The whole problem with not being able to do things, the frustration and the knowledge that I can't do much is something I have thought about a lot and, having work always sitting in my thoughts, have related this to our students. To understand that I have to do things in very small steps has been quite a challenge but also an eye opener. I felt myself slipping into depression and having been there in my past, I was keen to not go there again! After working through why I was feeling that way, I realised it was because I couldn't achieve anything. Everything was too much for me. I felt overwhelmed and everything was out of reach. I needed to break things down and set achievable goals, very much like we need to do for our students.

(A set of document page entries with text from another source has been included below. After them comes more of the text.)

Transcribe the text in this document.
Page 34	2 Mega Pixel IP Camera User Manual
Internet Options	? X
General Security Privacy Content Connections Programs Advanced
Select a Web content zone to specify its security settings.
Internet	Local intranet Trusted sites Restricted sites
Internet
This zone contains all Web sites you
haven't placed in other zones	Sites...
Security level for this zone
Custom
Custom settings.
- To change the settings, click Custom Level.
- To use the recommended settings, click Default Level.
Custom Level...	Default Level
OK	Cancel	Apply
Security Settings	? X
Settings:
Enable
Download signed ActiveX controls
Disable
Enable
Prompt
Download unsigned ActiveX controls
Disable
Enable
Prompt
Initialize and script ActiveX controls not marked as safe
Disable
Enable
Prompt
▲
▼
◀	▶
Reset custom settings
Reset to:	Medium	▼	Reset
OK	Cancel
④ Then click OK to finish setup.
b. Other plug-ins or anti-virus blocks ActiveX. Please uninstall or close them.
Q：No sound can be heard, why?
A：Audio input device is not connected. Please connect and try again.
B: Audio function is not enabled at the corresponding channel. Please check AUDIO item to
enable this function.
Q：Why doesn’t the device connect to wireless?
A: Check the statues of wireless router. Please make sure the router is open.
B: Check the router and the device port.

Small steps are my saviour from feeling depressed and frustrated. Being able to walk to the park is huge. Making dinner without collapsing into tears is a real feat. The little steps mean I am progressing and however small and slow they are, it is forward motion. I'm keen to keep this in mind when I get back to school and show those students that even when they feel it's all too much and too hard, that those little steps can be a gamechanger. Little steps. Every day.

This is the first part of a few blogs that I think will get written. I have been writing them on paper and typing up in short bursts as I can manage (being on the computer I'm not meant to be on...). Part 2 coming in a week or two.

Any suggestions on how to do nothing will be gratefully received.